READOUT / 05 · DOSE-CONTEXT CHANNEL
TB-500 dosage in the research literature, read as what was given to which species.
Doses are reported as 'studied at X mg/kg in [species] by [route]' — never as a human protocol. The non-monotonic stroke result and the unvalidated community loading scheme are both flagged.
TB-500 Dosage in the Research Literature
TB-500 dosage in the research literature is a record of what was administered to animals and in vitro — not a human instruction. Animal studies dose full-length thymosin beta-4 across a wide range: roughly 6-12 mg/kg in cardiac and neuro rodent models, 2-18 mg/kg intraperitoneally in the embolic-stroke dose-response study (with a modeled optimal dose near 3.75 mg/kg) [4], and 150 ug twice weekly intraperitoneally for 6 months in the mdx muscular-dystrophy study [5]. Picogram-to-nanogram amounts are bioactive in vitro — about 10 pg was active in keratinocyte migration assays, and nanomolar thymosin beta-4 stimulates hair-follicle stem cells [3][5].
The single human dosing dataset is intravenous and used the protein, not the fragment: a Phase 1 study dosed synthetic thymosin beta-4 at 42, 140, 420 and 1260 mg as a single dose then daily for 14 days [6]. Two cautions belong on every dose number here. First, the routes studied differ from the routes used in research-peptide communities — intraperitoneal predominates in rodent efficacy work, intravenous in the human Phase 1, and topical/ophthalmic in corneal and dermal trials [12]. Second, the non-clinical loading-then-maintenance protocols that circulate in athletic and peptide-research communities are not derived from controlled human trials and have no published clinical validation [12].

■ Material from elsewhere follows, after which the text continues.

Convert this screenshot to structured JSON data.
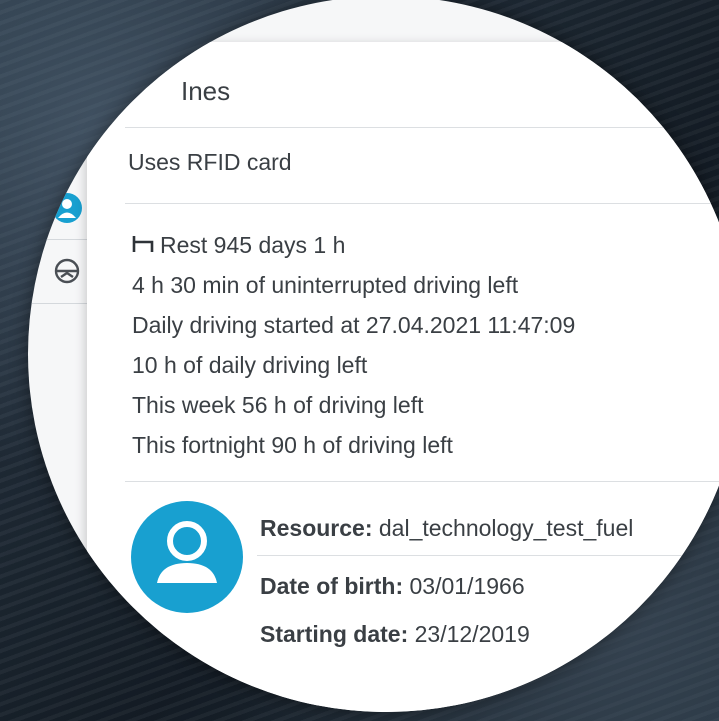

Why 'higher' is not 'better': the non-monotonic signal
The stroke dose-response study is the clearest argument against scaling doses up. In male Wistar rats with embolic middle cerebral artery occlusion, intraperitoneal thymosin beta-4 at 2 and 12 mg/kg improved neurological function — significant from day 14 through day 56 — but 18 mg/kg gave no significant benefit, and the authors modeled an optimal dose near 3.75 mg/kg [4]. That is a non-monotonic, inverted-U response: the highest dose was not the best dose.
That single result undercuts the rationale behind community loading schemes, which assume more peptide yields more effect [12]. It also reinforces why the doses on this page are reported strictly as studied at X mg/kg in [species] and never recast as a human regimen. The dose that helped a rat brain at 12 mg/kg is not a human dose, and 18 mg/kg helped nothing [4].
Half-life, routes studied, and material quality
No validated human pharmacokinetic half-life exists for the TB-500 heptapeptide. The only relevant human PK comes from the intravenous full-length thymosin beta-4 Phase 1 study, where half-life increased with dose — dose-proportional pharmacokinetics across the 42-1260 mg cohorts [6]. Anti-doping LC-MS work characterizes TB-500 and its metabolites in equine plasma and urine for detection, not for human PK [12]. So the half-life question, honestly answered, is not characterized for the fragment in humans.
The routes studied are intraperitoneal (predominant in rodent efficacy studies), intravenous (the human Phase 1 of the protein and some cardiac models), topical and ophthalmic (corneal and dermal wound and dry-eye trials of the full-length protein), and subcutaneous or intramuscular as community research-use routes that do not come from controlled human efficacy trials [12]. One practical caveat sits over all of it: research-grade material quality is a recurring concern — peptide identity, purity, and whether the supplied material is the fragment or the full-length protein are not guaranteed in unregulated supply, which complicates interpreting any result [12].
What is the half-life of TB-500?
No validated human half-life exists for the TB-500 heptapeptide [12]. In the intravenous full-length thymosin beta-4 Phase 1 study, half-life increased with dose (dose-proportional PK) across 42-1260 mg [6]. Anti-doping work characterizes the fragment's metabolites in equine matrices for detection, not human pharmacokinetics [12].